We are excited and proud to announce the official release of Flowman 1.0.
Flowman is a tool for performing complex data transformations in a structured manner. It follows an everything-as-code approach with a purely declarative specification language for describing the transformations and data models. This helps enterprises to accelerate their workflows for building robust data pipelines because developers can focus on the business logic while Flowman takes care of the correct execution.
Under the hood, Flowman uses Apache Spark as its execution engine which is a versatile and highly scalable framework for creating data intensive applications. Although Spark already does lots of the heavy lifting, Flowman adds a lot of value by hiding many of the low-level details of Spark, which would otherwise need to be taken care of in complex boilerplate code found in classical Spark applications. Moreover Flowman also fills many gaps which are not in the scope of a generic framework like Apache Spark, such as automatic schema management, data quality tests, data documentation and much more.
Flowman is ready for production
For several years, multiple companies are using Flowman in production as a robust and reliable solution for efficiently building data transformation pipelines. During this time, many rough edges of Flowman have been smoothed out, and the overall development workflow has been significantly improved. Therefore, we felt that the time is ripe to increase the major version to “1”, underlining the production readiness of Flowman.
We are often asked, what sets Flowman apart either from plain Apache Spark or from different solutions like dbt. Some of the main advantages of using Flowman are:
- In contrast to dbt, Flowman comes with Apache Spark, as a powerful and scalable SQL execution engine. This provides direct connectivity to many data sources and allows simple integration of data stored within different technologies.
- The declarative approach takes a lot of burden from data engineers and helps them to focus on the business logic with simple YAML files instead of writing complex boilerplate code.
- Flowman can completely manage the whole lifecycle of the data models it writes to. This does not only mean that Flowman can create some tables, but it can automatically apply migrations, for instance by adding or removing columns.
- Unit tests are a first-class citizen for Flowman and enable developers to test their business logic independently on their developer machines by mocking data sources instead of requiring connectivity to any data source.
- Flowman provides a set of powerful command line tools. This includes a tool for batch execution of data flows in production as well as an interactive shell enabling developers to inspect intermediate results.
The road to 1.0
The jump from version 0.30 to 1.0 was more than an adjustment of some version number. We dedicated much time into an extensive preparation of this big and important release. On the one hand, some exciting new features have been implemented, like the new client/server mode and the Flowman Maven plugin to improve the overall development workflow. On the other hand, we significantly improved the documentation and enhanced our integration tests to prevent future regressions.

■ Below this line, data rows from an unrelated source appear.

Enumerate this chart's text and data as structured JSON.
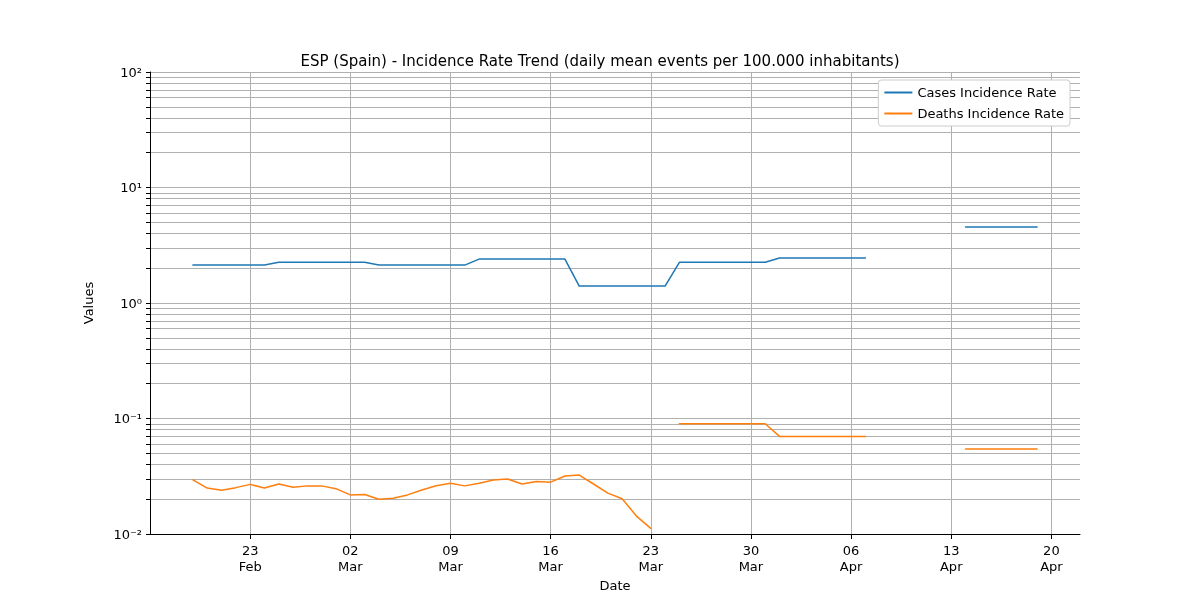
{
  "chart_data": {
    "type": "line",
    "title": "ESP (Spain) - Incidence Rate Trend (daily mean events per 100.000 inhabitants)",
    "xlabel": "Date",
    "ylabel": "Values",
    "x": [
      "--02-19",
      "--02-20",
      "--02-21",
      "--02-22",
      "--02-23",
      "--02-24",
      "--02-25",
      "--02-26",
      "--02-27",
      "--02-28",
      "--03-01",
      "--03-02",
      "--03-03",
      "--03-04",
      "--03-05",
      "--03-06",
      "--03-07",
      "--03-08",
      "--03-09",
      "--03-10",
      "--03-11",
      "--03-12",
      "--03-13",
      "--03-14",
      "--03-15",
      "--03-16",
      "--03-17",
      "--03-18",
      "--03-19",
      "--03-20",
      "--03-21",
      "--03-22",
      "--03-23",
      "--03-24",
      "--03-25",
      "--03-26",
      "--03-27",
      "--03-28",
      "--03-29",
      "--03-30",
      "--03-31",
      "--04-01",
      "--04-02",
      "--04-03",
      "--04-04",
      "--04-05",
      "--04-06",
      "--04-07",
      "--04-08",
      "--04-09",
      "--04-10",
      "--04-11",
      "--04-12",
      "--04-13",
      "--04-14",
      "--04-15",
      "--04-16",
      "--04-17",
      "--04-18",
      "--04-19"
    ],
    "series": [
      {
        "name": "Cases Incidence Rate",
        "color": "#1f77b4",
        "values": [
          2.13,
          2.13,
          2.13,
          2.13,
          2.13,
          2.13,
          2.25,
          2.25,
          2.25,
          2.25,
          2.25,
          2.25,
          2.25,
          2.13,
          2.13,
          2.13,
          2.13,
          2.13,
          2.13,
          2.13,
          2.4,
          2.4,
          2.4,
          2.4,
          2.4,
          2.4,
          2.4,
          1.4,
          1.4,
          1.4,
          1.4,
          1.4,
          1.4,
          1.4,
          2.25,
          2.25,
          2.25,
          2.25,
          2.25,
          2.25,
          2.25,
          2.45,
          2.45,
          2.45,
          2.45,
          2.45,
          2.45,
          2.45,
          null,
          null,
          null,
          null,
          null,
          null,
          4.55,
          4.55,
          4.55,
          4.55,
          4.55,
          4.55
        ]
      },
      {
        "name": "Deaths Incidence Rate",
        "color": "#ff7f0e",
        "values": [
          0.0294,
          0.025,
          0.0239,
          0.0252,
          0.0269,
          0.025,
          0.0271,
          0.0254,
          0.0261,
          0.0261,
          0.0247,
          0.0218,
          0.022,
          0.02,
          0.0204,
          0.0218,
          0.024,
          0.0262,
          0.0275,
          0.0261,
          0.0275,
          0.0294,
          0.0299,
          0.0271,
          0.0285,
          0.0281,
          0.0318,
          0.0324,
          0.0271,
          0.0226,
          0.0202,
          0.0143,
          0.0112,
          null,
          0.09,
          0.09,
          0.09,
          0.09,
          0.09,
          0.09,
          0.09,
          0.07,
          0.07,
          0.07,
          0.07,
          0.07,
          0.07,
          0.07,
          null,
          null,
          null,
          null,
          null,
          null,
          0.0545,
          0.0545,
          0.0545,
          0.0545,
          0.0545,
          0.0545
        ]
      }
    ],
    "log": "y",
    "xlim": [
      "--02-16",
      "--04-22"
    ],
    "xticks": [
      {
        "value": "--02-23",
        "label": "23\nFeb"
      },
      {
        "value": "--03-02",
        "label": "02\nMar"
      },
      {
        "value": "--03-09",
        "label": "09\nMar"
      },
      {
        "value": "--03-16",
        "label": "16\nMar"
      },
      {
        "value": "--03-23",
        "label": "23\nMar"
      },
      {
        "value": "--03-30",
        "label": "30\nMar"
      },
      {
        "value": "--04-06",
        "label": "06\nApr"
      },
      {
        "value": "--04-13",
        "label": "13\nApr"
      },
      {
        "value": "--04-20",
        "label": "20\nApr"
      }
    ],
    "ylim": [
      0.01,
      100
    ],
    "yticks": [
      {
        "value": 0.01,
        "label": "10⁻²"
      },
      {
        "value": 0.02,
        "label": null
      },
      {
        "value": 0.03,
        "label": null
      },
      {
        "value": 0.04,
        "label": null
      },
      {
        "value": 0.05,
        "label": null
      },
      {
        "value": 0.06,
        "label": null
      },
      {
        "value": 0.07,
        "label": null
      },
      {
        "value": 0.08,
        "label": null
      },
      {
        "value": 0.09,
        "label": null
      },
      {
        "value": 0.1,
        "label": "10⁻¹"
      },
      {
        "value": 0.2,
        "label": null
      },
      {
        "value": 0.3,
        "label": null
      },
      {
        "value": 0.4,
        "label": null
      },
      {
        "value": 0.5,
        "label": null
      },
      {
        "value": 0.6,
        "label": null
      },
      {
        "value": 0.7,
        "label": null
      },
      {
        "value": 0.8,
        "label": null
      },
      {
        "value": 0.9,
        "label": null
      },
      {
        "value": 1,
        "label": "10⁰"
      },
      {
        "value": 2,
        "label": null
      },
      {
        "value": 3,
        "label": null
      },
      {
        "value": 4,
        "label": null
      },
      {
        "value": 5,
        "label": null
      },
      {
        "value": 6,
        "label": null
      },
      {
        "value": 7,
        "label": null
      },
      {
        "value": 8,
        "label": null
      },
      {
        "value": 9,
        "label": null
      },
      {
        "value": 10,
        "label": "10¹"
      },
      {
        "value": 20,
        "label": null
      },
      {
        "value": 30,
        "label": null
      },
      {
        "value": 40,
        "label": null
      },
      {
        "value": 50,
        "label": null
      },
      {
        "value": 60,
        "label": null
      },
      {
        "value": 70,
        "label": null
      },
      {
        "value": 80,
        "label": null
      },
      {
        "value": 90,
        "label": null
      },
      {
        "value": 100,
        "label": "10²"
      }
    ],
    "grid": true,
    "legend": "top right",
    "marker": "none",
    "line_style": "solid"
  }
}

We also thought about a strategy to provide extended maintenance (i.e. bug fixes) for older releases. Some customers understandably prefer to stick to a long-standing and proven version of Flowman instead of always upgrading to the latest version. This reduce the risk of unforeseen side effects and thereby will save them a significant amount of efforts for development and testing. We finally found a good strategy for providing bug fixes for older Flowman releases, but this required switching to a new branching model in the Flowman repository.